How high can gold go this year?
By Justin Lin
After a brilliant year of gains for gold in 2024, the precious metal has hit all-time highs to kick off 2025.
But as gold approaches the $USD3000 mark, questions are rising as to how much farther it can go, and how much investors should allocate to the yellow metal.
First, how far could gold go this year?
The market no doubt understands that physical gold currently enjoys a slew of tailwinds, and its price reflects that sentiment.
Gold's surge this past month is likely also supported by a degree of momentum and enthusiasm among gold investors.
Certainly, with the right mix of volatility and continued demand, there is very little preventing gold from breaching $USD3000 per ounce very soon. If we continue to see extended volatility, worsening geopolitics, and rising inflation concerns, gold could hurtle toward $USD3200 before the end of the year.
However, this is not our base case. Any large rise in in the gold price over $USD3000 may not be sustainable.
In the near term, $USD3000 remains a key technical level - or mental barrier - for gold investors.
The precious metal is likely to be rangebound, trading at or around $USD2900 until further catalysts emerge.

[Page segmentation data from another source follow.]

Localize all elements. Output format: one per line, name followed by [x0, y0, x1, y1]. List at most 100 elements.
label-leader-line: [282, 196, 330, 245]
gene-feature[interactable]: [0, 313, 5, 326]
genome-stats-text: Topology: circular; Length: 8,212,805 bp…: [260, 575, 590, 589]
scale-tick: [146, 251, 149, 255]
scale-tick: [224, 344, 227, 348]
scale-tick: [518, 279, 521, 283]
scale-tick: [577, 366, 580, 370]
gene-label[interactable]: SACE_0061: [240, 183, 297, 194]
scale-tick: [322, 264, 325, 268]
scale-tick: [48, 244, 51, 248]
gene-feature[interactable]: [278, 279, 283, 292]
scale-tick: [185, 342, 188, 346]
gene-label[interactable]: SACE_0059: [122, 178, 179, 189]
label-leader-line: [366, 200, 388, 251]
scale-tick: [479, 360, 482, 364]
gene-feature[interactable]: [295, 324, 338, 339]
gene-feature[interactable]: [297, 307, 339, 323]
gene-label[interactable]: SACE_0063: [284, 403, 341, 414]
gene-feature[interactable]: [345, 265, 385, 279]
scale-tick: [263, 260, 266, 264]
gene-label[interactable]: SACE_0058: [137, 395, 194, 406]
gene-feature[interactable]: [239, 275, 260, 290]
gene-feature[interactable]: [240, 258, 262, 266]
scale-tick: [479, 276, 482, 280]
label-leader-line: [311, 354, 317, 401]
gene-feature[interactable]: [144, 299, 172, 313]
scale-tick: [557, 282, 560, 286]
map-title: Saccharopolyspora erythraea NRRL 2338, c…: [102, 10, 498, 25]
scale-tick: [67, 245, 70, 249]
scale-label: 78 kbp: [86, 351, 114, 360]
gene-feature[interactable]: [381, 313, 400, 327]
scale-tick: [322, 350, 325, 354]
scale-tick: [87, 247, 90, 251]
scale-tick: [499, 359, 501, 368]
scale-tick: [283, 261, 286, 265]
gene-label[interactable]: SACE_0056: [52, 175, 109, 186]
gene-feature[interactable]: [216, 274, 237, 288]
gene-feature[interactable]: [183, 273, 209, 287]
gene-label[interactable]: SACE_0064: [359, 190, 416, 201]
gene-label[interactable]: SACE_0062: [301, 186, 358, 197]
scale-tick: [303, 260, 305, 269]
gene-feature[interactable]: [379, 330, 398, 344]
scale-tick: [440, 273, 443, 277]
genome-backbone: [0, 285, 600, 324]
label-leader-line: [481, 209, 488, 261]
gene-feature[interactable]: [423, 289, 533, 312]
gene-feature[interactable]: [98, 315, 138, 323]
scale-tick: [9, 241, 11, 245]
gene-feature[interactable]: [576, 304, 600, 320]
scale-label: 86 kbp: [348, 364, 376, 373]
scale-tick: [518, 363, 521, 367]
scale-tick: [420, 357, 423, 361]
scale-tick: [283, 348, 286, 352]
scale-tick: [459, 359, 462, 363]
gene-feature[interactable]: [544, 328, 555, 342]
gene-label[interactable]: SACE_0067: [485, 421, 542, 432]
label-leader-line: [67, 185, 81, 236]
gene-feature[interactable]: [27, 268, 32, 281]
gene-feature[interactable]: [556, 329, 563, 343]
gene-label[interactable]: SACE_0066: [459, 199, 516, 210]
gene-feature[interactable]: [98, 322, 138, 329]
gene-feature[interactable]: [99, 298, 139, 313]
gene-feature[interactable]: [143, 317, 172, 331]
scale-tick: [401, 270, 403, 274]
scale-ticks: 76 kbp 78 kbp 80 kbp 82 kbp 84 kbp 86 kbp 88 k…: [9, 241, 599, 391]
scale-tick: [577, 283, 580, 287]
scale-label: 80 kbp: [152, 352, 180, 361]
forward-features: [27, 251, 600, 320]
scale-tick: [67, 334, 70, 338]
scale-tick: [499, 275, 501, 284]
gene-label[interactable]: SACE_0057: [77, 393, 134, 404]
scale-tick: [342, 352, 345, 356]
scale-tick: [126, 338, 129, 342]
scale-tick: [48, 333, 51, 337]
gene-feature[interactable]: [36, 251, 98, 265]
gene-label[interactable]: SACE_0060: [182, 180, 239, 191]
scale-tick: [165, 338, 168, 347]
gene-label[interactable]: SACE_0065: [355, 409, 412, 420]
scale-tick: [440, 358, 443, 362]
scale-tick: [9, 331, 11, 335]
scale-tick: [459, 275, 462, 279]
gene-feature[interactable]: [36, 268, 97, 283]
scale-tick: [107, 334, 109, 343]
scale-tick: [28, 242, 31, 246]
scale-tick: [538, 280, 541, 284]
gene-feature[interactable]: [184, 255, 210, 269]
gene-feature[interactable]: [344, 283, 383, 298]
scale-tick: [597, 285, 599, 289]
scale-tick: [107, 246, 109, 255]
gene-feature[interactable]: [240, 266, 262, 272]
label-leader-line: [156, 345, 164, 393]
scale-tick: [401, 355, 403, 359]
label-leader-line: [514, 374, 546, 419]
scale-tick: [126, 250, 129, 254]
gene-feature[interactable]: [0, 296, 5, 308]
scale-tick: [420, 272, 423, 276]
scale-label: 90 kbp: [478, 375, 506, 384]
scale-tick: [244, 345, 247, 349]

We think much of the volatility and uncertainty circulating the market has been priced into gold.
That does not mean investors should exit their gold positions in pursuit of risky returns. At Global X, we have long viewed gold as the ultimate hedge against volatility-an "insurance policy" that stabilises portfolios in uncertain times. Our recommendation is to allocate 5% to 10% of a portfolio to gold and hold it as a long-term diversifier, no matter the market conditions.
Given today's environment of rising geopolitical tensions, persistent economic uncertainty, and strong market momentum, gold's role as a portfolio mainstay has never been more relevant.
Rather than cut exposure, investors may find allocating toward the higher end of the range-closer to 10%-particularly attractive. After all, there's nothing wrong with securing a little extra "insurance" when uncertainty is the dominant theme-something the market appears to be acknowledging now.
Price forecasts and allocation aside, just what has caused this ceaseless rally in gold over the past year? Well, it begins in 2024, where gold did as gold should do-rally in the face of uncertainty. With a tumultuous US election looming, central banks and investors rushed into the metal, pushing prices to a record $USD2780 per ounce.
But after Trump's victory, risk appetite surged. Markets bet that, despite his unpredictability, policy clarity would emerge. Investors rotated into big tech, crypto, and AI, leaving gold behind.
Fast forward to 2025, and that confidence has evaporated. Trump's early weeks in office have been anything but comforting to investors. His abrupt tariff threats, erratic enforcement, and divisive foreign policy have reignited uncertainty.
Meanwhile, the AI boom has hit a snag as DeepSeek's rise challenges US dominance, and yet China teeters on the brink of deflation. The "smooth sailing" many had priced in never materialised. In response, investors are reversing course, piling back into safe haven assets like gold.
With bonds delivering volatility instead of stability and private markets locked behind institutional barriers, gold has emerged as the rare asset that offers both liquidity and protection.
On the other hand, a deeper, structural shift is also unfolding. Global polarisation is driving demand and supporting the gold price at the central bank level.
Non-US-aligned nations have scaled back US Treasury purchases, opting instead for financial independence through gold.
For instance, China's central bank, a key player in this trend, resumed gold buying in December after an 18-month spree. Other nations, including India and Poland, are following suit.
For investors keen on gaining exposure to gold, gold ETFs can offer a more convenient and liquid way to invest in gold than buying bars of bullion. ETFs can be bought and sold like stocks, providing immediate access to the gold market without the need for physical storage.
Gold ETFs typically have lower costs compared to physical gold, as they eliminate the need for storage and insurance, and physically buying gold can often trigger sizeable transaction costs.
And gold ETFs can be part of a diversified portfolio, offering investors exposure to the precious metal, which could become even more valuable in 2025.